Le problème est que, Corentin, occupé à découper les cannettes, ne prend pas en charge le pain.

Toute la cuisine étant concentrée sur son poste, personne ne se rend compte que le serveur attend toujours devant le passe [1min]. Le chef lève la tête de ses dressages des légumes et regarde le serveur.

- « Tu veux quoi ?

- [Serveur] Ben j’attends pour remonter le pain… »

Le Chef réalise alors que personne n’a encore s’est occupé du pain dans la brigade. Il s’énerve sur Corentin : « Mais t’attends quoi putain Corentin pour lancer le pain !? » [Silence]. Le temps que le pain soit réchauffé et envoyé en salle, que le client sauce son entrée, et que les assiettes reviennent en cuisine, les morceaux de cannettes auront refroidis et ne pourront plus être envoyées.

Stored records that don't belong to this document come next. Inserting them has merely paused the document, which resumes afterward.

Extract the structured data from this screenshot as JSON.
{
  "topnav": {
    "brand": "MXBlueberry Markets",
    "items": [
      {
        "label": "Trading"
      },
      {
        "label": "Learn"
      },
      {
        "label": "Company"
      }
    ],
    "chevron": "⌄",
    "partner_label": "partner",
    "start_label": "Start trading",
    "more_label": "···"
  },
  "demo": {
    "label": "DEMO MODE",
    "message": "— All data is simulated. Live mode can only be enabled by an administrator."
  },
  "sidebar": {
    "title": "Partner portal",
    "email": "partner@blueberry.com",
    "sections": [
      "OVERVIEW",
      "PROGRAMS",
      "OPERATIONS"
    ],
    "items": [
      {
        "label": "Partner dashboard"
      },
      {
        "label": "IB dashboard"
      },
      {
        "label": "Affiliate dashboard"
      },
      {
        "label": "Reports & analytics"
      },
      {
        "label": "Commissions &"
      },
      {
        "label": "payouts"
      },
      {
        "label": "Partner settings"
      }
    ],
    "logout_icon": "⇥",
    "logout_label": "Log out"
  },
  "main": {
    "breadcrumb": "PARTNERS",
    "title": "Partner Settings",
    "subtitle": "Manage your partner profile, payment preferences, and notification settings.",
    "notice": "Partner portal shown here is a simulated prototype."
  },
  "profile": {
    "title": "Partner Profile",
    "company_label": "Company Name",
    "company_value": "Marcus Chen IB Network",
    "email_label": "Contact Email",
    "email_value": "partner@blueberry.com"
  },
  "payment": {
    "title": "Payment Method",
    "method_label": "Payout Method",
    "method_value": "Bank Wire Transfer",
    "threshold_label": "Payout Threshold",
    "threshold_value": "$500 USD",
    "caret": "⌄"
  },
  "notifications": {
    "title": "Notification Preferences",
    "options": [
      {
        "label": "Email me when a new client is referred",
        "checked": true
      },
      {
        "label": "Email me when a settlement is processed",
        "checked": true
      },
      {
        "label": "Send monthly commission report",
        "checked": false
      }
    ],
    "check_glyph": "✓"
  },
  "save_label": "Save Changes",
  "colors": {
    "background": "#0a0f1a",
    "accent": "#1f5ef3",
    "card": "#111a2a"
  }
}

La mécanique est rompue. Le stress se fait sentir. Corentin se rend compte de son erreur et n’en mène pas large. La Cuisine s’arrête un instant pour se tourner vers le chef. Tout le monde s’attend à ce qu’il éclate, moi y compris. Il fixe Corentin. Corentin se justifie tout doucement :

« C’est que la cuisson des cannettes était parfaite... »

Bérangère, Guillaume, Laureline, Paul et le serveur s’esclaffent devant cette remarque incongrue. Tous se moquent de la réponse de Corentin. Le chef se tempère et s’amuse finalement de la situation. Le pain partira en salle. Au total, la « crise » a du durée maximum 4 minutes. Elle m’en a paru dix. D‘autres cannettes seront cuites et préparées.

36 La tension qu’a engendré cette erreur de « timing » s’explique d’abord par le souci de l’image que s’inquiète de renvoyer la cuisine à la salle – celle d’une mauvaise organisation. Or rien ne doit entraver l’harmonie d’un repas [Lardellier 2011 : 71] et d’un moment gastronomique. Même si la cuisine s’est finalement amusée de la situation, le gaspillage de deux cannettes représente une perte « financière » pour le propriétaire : ce genre de mauvaises synchronisations doivent donc rester l’exception, qu’elles soient dues à une mauvaise communication entre la salle et la cuisine, au sein même de la cuisine ou, dans le cas précédent, les deux à la fois.

Mais cette déconvenue a surtout rappelé aux brigadiers la fragilité d’un travail d’équipe ; la manière dont un acte culinaire inadéquat, retardé ou oublié par un autre brigadier, peut provoquer une réaction en chaîne.